For models too large to fit on a single GPU, tensor parallelism splits the computation across multiple GPUs:

class TensorParallelLinear:
    def __init__(self, in_features: int, out_features: int,
                 tp_size: int, tp_rank: int, parallel_mode: str = "column"):
        self.tp_size = tp_size
        self.tp_rank = tp_rank

        if parallel_mode == "column":
            # Each GPU holds a slice of output dimension
            self.weight = nn.Parameter(
                torch.randn(in_features, out_features // tp_size)
            )
        else:  # row parallel
            # Each GPU holds a slice of input dimension
            self.weight = nn.Parameter(
                torch.randn(in_features // tp_size, out_features)
            )

Communication Patterns:

  • Column parallel: No communication needed until reduction
  • Row parallel: All-reduce after computation
  • Total: 2 all-reduce operations per transformer layer

Performance Optimizations

Flash Attention

FlashAttention reduces memory usage from O(N²) to O(N) through kernel fusion and tiling:

def flash_attention(q: Tensor, k: Tensor, v: Tensor) -> Tensor:
    """Memory-efficient attention using tiling and online softmax."""
    # Process in tiles that fit in SRAM
    # Compute attention incrementally without materializing full matrix
    # Result: 10-20x memory reduction, 2-4x speedup

Paged Attention

Manage KV cache memory using virtual memory techniques:

  • Eliminate memory fragmentation
  • Dynamic allocation without reserving max sequence length
  • Memory sharing for prefix caching

Speculative Decoding

Use a smaller draft model to propose multiple tokens, then verify with the target model:

def speculative_decode(draft_model, target_model, prompt, draft_length=5):
    # Step 1: Draft model generates K tokens
    draft_tokens = draft_model.generate(prompt, max_tokens=draft_length)

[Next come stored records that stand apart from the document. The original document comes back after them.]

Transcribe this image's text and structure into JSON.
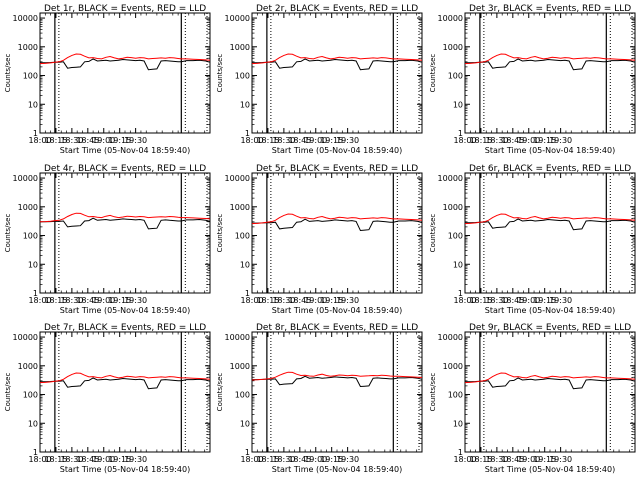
{
  "chart_data": {
    "type": "line",
    "y_scale": "log",
    "ylim": [
      1,
      15000
    ],
    "x_range": [
      "18:00",
      "20:40"
    ],
    "x_tick_labels": [
      "18:00",
      "18:15",
      "18:30",
      "18:45",
      "19:00",
      "19:15",
      "19:30"
    ],
    "y_tick_labels": [
      "1",
      "10",
      "100",
      "1000",
      "10000"
    ],
    "ylabel": "Counts/sec",
    "xlabel": "Start Time (05-Nov-04 18:59:40)",
    "series_colors": {
      "events": "#000000",
      "lld": "#ff0000"
    },
    "boundary_times": [
      "18:14",
      "20:13"
    ],
    "time_points": [
      "18:00",
      "18:05",
      "18:10",
      "18:14",
      "18:18",
      "18:22",
      "18:26",
      "18:30",
      "18:34",
      "18:38",
      "18:42",
      "18:46",
      "18:50",
      "18:54",
      "18:58",
      "19:02",
      "19:06",
      "19:10",
      "19:14",
      "19:18",
      "19:22",
      "19:26",
      "19:30",
      "19:34",
      "19:38",
      "19:42",
      "19:46",
      "19:50",
      "19:54",
      "19:58",
      "20:02",
      "20:06",
      "20:10",
      "20:13",
      "20:18",
      "20:24",
      "20:30",
      "20:36",
      "20:40"
    ],
    "panels": [
      {
        "title": "Det 1r, BLACK = Events, RED = LLD",
        "events": [
          280,
          280,
          285,
          290,
          290,
          300,
          180,
          190,
          195,
          200,
          300,
          310,
          380,
          320,
          330,
          340,
          320,
          330,
          340,
          360,
          350,
          340,
          330,
          340,
          320,
          160,
          165,
          170,
          320,
          330,
          320,
          310,
          300,
          300,
          330,
          330,
          340,
          320,
          290
        ],
        "lld": [
          260,
          265,
          275,
          290,
          300,
          340,
          420,
          500,
          560,
          550,
          470,
          410,
          420,
          390,
          380,
          430,
          460,
          410,
          380,
          400,
          430,
          420,
          400,
          420,
          410,
          380,
          390,
          400,
          410,
          400,
          420,
          410,
          390,
          380,
          380,
          370,
          360,
          350,
          340
        ]
      },
      {
        "title": "Det 2r, BLACK = Events, RED = LLD",
        "events": [
          280,
          280,
          285,
          290,
          290,
          300,
          180,
          190,
          195,
          200,
          300,
          310,
          380,
          320,
          330,
          340,
          320,
          330,
          340,
          360,
          350,
          340,
          330,
          340,
          320,
          160,
          165,
          170,
          320,
          330,
          320,
          310,
          300,
          300,
          330,
          330,
          340,
          320,
          290
        ],
        "lld": [
          260,
          265,
          275,
          290,
          300,
          340,
          420,
          500,
          560,
          550,
          470,
          410,
          420,
          390,
          380,
          430,
          460,
          410,
          380,
          400,
          430,
          420,
          400,
          420,
          410,
          380,
          390,
          400,
          410,
          400,
          420,
          410,
          390,
          380,
          380,
          370,
          360,
          350,
          340
        ]
      },
      {
        "title": "Det 3r, BLACK = Events, RED = LLD",
        "events": [
          280,
          280,
          285,
          290,
          290,
          300,
          180,
          190,
          195,
          200,
          300,
          310,
          380,
          320,
          330,
          340,
          320,
          330,
          340,
          360,
          350,
          340,
          330,
          340,
          320,
          160,
          165,
          170,
          320,
          330,
          320,
          310,
          300,
          300,
          330,
          330,
          340,
          320,
          290
        ],
        "lld": [
          260,
          265,
          275,
          290,
          300,
          340,
          420,
          500,
          560,
          550,
          470,
          410,
          420,
          390,
          380,
          430,
          460,
          410,
          380,
          400,
          430,
          420,
          400,
          420,
          410,
          380,
          390,
          400,
          410,
          400,
          420,
          410,
          390,
          380,
          380,
          370,
          360,
          350,
          340
        ]
      },
      {
        "title": "Det 4r, BLACK = Events, RED = LLD",
        "events": [
          300,
          300,
          305,
          310,
          310,
          320,
          200,
          210,
          215,
          220,
          320,
          330,
          400,
          340,
          350,
          360,
          340,
          350,
          360,
          380,
          370,
          360,
          350,
          360,
          340,
          170,
          175,
          180,
          340,
          350,
          340,
          330,
          320,
          320,
          350,
          350,
          360,
          340,
          310
        ],
        "lld": [
          300,
          305,
          315,
          330,
          340,
          380,
          460,
          540,
          600,
          590,
          510,
          450,
          460,
          430,
          420,
          470,
          500,
          450,
          420,
          440,
          470,
          460,
          440,
          460,
          450,
          420,
          430,
          440,
          450,
          440,
          460,
          450,
          430,
          420,
          420,
          410,
          400,
          390,
          380
        ]
      },
      {
        "title": "Det 5r, BLACK = Events, RED = LLD",
        "events": [
          270,
          270,
          275,
          280,
          280,
          290,
          170,
          180,
          185,
          190,
          290,
          300,
          370,
          310,
          320,
          330,
          310,
          320,
          330,
          350,
          340,
          330,
          320,
          330,
          310,
          150,
          155,
          160,
          310,
          320,
          310,
          300,
          290,
          290,
          320,
          320,
          330,
          310,
          280
        ],
        "lld": [
          260,
          265,
          275,
          290,
          300,
          340,
          420,
          500,
          560,
          550,
          470,
          410,
          420,
          390,
          380,
          430,
          460,
          410,
          380,
          400,
          430,
          420,
          400,
          420,
          410,
          380,
          390,
          400,
          410,
          400,
          420,
          410,
          390,
          380,
          380,
          370,
          360,
          350,
          340
        ]
      },
      {
        "title": "Det 6r, BLACK = Events, RED = LLD",
        "events": [
          280,
          280,
          285,
          290,
          290,
          300,
          180,
          190,
          195,
          200,
          300,
          310,
          380,
          320,
          330,
          340,
          320,
          330,
          340,
          360,
          350,
          340,
          330,
          340,
          320,
          160,
          165,
          170,
          320,
          330,
          320,
          310,
          300,
          300,
          330,
          330,
          340,
          320,
          290
        ],
        "lld": [
          260,
          265,
          275,
          290,
          300,
          340,
          420,
          500,
          560,
          550,
          470,
          410,
          420,
          390,
          380,
          430,
          460,
          410,
          380,
          400,
          430,
          420,
          400,
          420,
          410,
          380,
          390,
          400,
          410,
          400,
          420,
          410,
          390,
          380,
          380,
          370,
          360,
          350,
          340
        ]
      },
      {
        "title": "Det 7r, BLACK = Events, RED = LLD",
        "events": [
          280,
          280,
          285,
          290,
          290,
          300,
          180,
          190,
          195,
          200,
          300,
          310,
          380,
          320,
          330,
          340,
          320,
          330,
          340,
          360,
          350,
          340,
          330,
          340,
          320,
          160,
          165,
          170,
          320,
          330,
          320,
          310,
          300,
          300,
          330,
          330,
          340,
          320,
          290
        ],
        "lld": [
          260,
          265,
          275,
          290,
          300,
          340,
          420,
          500,
          560,
          550,
          470,
          410,
          420,
          390,
          380,
          430,
          460,
          410,
          380,
          400,
          430,
          420,
          400,
          420,
          410,
          380,
          390,
          400,
          410,
          400,
          420,
          410,
          390,
          380,
          380,
          370,
          360,
          350,
          340
        ]
      },
      {
        "title": "Det 8r, BLACK = Events, RED = LLD",
        "events": [
          330,
          330,
          335,
          340,
          340,
          350,
          220,
          230,
          235,
          240,
          350,
          360,
          430,
          370,
          380,
          390,
          370,
          380,
          390,
          410,
          400,
          390,
          380,
          390,
          370,
          190,
          195,
          200,
          370,
          380,
          370,
          360,
          350,
          350,
          380,
          380,
          390,
          370,
          340
        ],
        "lld": [
          320,
          325,
          335,
          350,
          360,
          400,
          470,
          540,
          600,
          590,
          510,
          460,
          470,
          440,
          430,
          480,
          510,
          460,
          430,
          450,
          480,
          470,
          450,
          470,
          460,
          430,
          440,
          450,
          460,
          450,
          470,
          460,
          440,
          430,
          430,
          420,
          410,
          400,
          390
        ]
      },
      {
        "title": "Det 9r, BLACK = Events, RED = LLD",
        "events": [
          280,
          280,
          285,
          290,
          290,
          300,
          180,
          190,
          195,
          200,
          300,
          310,
          380,
          320,
          330,
          340,
          320,
          330,
          340,
          360,
          350,
          340,
          330,
          340,
          320,
          160,
          165,
          170,
          320,
          330,
          320,
          310,
          300,
          300,
          330,
          330,
          340,
          320,
          290
        ],
        "lld": [
          260,
          265,
          275,
          290,
          300,
          340,
          420,
          500,
          560,
          550,
          470,
          410,
          420,
          390,
          380,
          430,
          460,
          410,
          380,
          400,
          430,
          420,
          400,
          420,
          410,
          380,
          390,
          400,
          410,
          400,
          420,
          410,
          390,
          380,
          380,
          370,
          360,
          350,
          340
        ]
      }
    ]
  }
}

    # Step 2: Target model verifies all K tokens in ONE forward pass
    target_logits = target_model.forward(prompt + draft_tokens)

    # Step 3: Accept/reject each draft token
    # Average speedup: 2-4x with 80%+ acceptance rate

Conclusion

SGLang's advanced batching and scheduling techniques represent the state-of-the-art in LLM serving:

  • Continuous batching maximizes GPU utilization
  • RadixAttention eliminates redundant computation through prefix caching
  • Overlap scheduling balances prefill and decode for optimal throughput
  • Tensor parallelism enables efficient multi-GPU serving

Understanding these mechanisms is essential for building high-performance LLM applications. In Part 3, we'll explore production deployment considerations and advanced features like structured output generation.